- Written by: Samantha DiPippo; Scott Durdan;
- Directed by: Richard Gabai
- Starring: AJ Michalka; Jesse McCartney; Alyson Stoner; Cayden Boyd; Aurelia Scheppers; Avery Kristen Pohl;
- Music by: Sean Murray
- Country of origin: United States
- Original language: English

Production
- Producers: Michael Amato; John Constantine; Richard Gabai;
- Cinematography: Scott Peck
- Editor: Jeff Murphy
- Running time: 120 minutes
- Production company: Check Entertainment

Original release
- Network: Lifetime
- Release: July 19, 2014

= Expecting Amish =

Expecting Amish is a 2014 American television drama film produced and directed by Richard Gabai. It stars AJ Michalka, Jesse McCartney, Alyson Stoner, Cayden Boyd, Aurelia Scheppers, and Avery Kristen Pohl. It also featured Ron Ely in his first acting role since 2001, and his last performance before his death in 2024.

==Plot==
Hannah Yoder, an 18-year-old raised in an Amish community near Lancaster, Pennsylvania, is about to be baptized into the Amish church and marry Samuel, the young man others had chosen for her to wed. Friends talk her into going on a Rumspringa, a time when some Amish youth briefly live away from the community to learn more about the outside world before joining the church.

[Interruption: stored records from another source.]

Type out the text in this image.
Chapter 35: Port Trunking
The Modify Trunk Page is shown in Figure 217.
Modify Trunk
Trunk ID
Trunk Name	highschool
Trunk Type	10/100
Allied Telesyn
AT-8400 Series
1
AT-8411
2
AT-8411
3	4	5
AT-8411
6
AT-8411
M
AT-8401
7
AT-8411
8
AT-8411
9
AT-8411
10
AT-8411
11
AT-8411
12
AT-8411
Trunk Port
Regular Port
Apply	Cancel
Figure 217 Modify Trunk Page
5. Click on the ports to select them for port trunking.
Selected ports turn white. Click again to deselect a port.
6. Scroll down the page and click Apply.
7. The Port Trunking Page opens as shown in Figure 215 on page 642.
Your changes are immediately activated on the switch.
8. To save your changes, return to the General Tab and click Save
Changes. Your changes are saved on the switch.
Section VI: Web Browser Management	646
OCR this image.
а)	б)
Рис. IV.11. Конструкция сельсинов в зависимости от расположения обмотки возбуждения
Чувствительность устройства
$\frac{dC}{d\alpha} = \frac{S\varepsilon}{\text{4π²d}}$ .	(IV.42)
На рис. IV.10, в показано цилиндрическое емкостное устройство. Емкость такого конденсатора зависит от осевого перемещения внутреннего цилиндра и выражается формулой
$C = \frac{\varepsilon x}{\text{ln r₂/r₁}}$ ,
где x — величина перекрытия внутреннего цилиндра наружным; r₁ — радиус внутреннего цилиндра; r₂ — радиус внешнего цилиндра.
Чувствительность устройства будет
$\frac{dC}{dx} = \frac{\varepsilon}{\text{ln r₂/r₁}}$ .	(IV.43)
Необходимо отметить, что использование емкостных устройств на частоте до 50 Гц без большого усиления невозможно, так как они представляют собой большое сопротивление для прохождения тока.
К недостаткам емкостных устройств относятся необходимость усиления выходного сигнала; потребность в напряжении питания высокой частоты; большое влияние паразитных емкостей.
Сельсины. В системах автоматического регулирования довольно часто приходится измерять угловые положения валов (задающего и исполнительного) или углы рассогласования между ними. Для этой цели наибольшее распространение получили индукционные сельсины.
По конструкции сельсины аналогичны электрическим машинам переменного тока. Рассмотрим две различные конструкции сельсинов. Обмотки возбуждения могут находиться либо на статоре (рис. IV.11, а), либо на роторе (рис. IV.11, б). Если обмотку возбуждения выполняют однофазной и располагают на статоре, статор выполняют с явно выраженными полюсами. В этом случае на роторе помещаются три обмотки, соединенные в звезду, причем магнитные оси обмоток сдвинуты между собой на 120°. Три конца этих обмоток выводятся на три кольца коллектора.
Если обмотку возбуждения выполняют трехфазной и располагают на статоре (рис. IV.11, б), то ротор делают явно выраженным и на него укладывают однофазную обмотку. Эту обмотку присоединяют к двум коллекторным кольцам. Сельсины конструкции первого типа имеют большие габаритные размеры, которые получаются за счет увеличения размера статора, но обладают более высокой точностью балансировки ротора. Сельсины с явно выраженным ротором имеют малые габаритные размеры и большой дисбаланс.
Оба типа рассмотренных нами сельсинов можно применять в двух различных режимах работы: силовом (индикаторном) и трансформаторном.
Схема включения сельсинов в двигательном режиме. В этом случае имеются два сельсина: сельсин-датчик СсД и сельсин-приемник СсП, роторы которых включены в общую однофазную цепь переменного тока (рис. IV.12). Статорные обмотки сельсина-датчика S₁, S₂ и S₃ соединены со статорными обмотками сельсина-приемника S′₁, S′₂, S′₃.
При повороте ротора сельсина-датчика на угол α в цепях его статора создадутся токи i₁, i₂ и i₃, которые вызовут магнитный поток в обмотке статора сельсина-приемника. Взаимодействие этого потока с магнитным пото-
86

Hannah and some of her friends go to Hollywood and, at first, she does not want to wear different clothing or go to parties. But then she meets Josh, who is finishing his college studies and working part time as a DJ. Hannah and Josh fall in love, and he asks her to stay in California to be with him. She agrees, but says she needs to go back to Pennsylvania to say goodbye to her family and her fiancé, Samuel.

Once back home Hannah falls back into Amish life, and wonders if she should stay. She finds out that she is pregnant, and tells Samuel, who states he will say that the baby is his. They must be baptized right away, and then marry. Hannah telephones Josh to tell him she is not returning to him, and that she is pregnant and will marry Samuel.

Josh drives cross county to try and convince Hannah to return to California with him. She is torn between Samuel and Josh, but in the end chooses to start a new life with Josh. The film ends with Hannah’s father receiving a letter saying that Hannah had given birth to a girl, who was named after Hannah’s deceased mother.

==Cast==
- AJ Michalka as Hannah Yoder
- Jesse McCartney as Josh
- Alyson Stoner as Mary
- Cayden Boyd as Isaac
- Aurelia Scheppers as Sarah
- Avery Kristen Pohl as Beth
- Jean-Luc Bilodeau as Samual
- Brian Krause as Mr. Yoder
- Ron Ely as Elder Miller
- Micah Tayloe Owens as Gabe
- Carrie Wampler as Jennifer

==Release==
The film premiered on Lifetime Network on July 19, 2014, by Check Entertainment.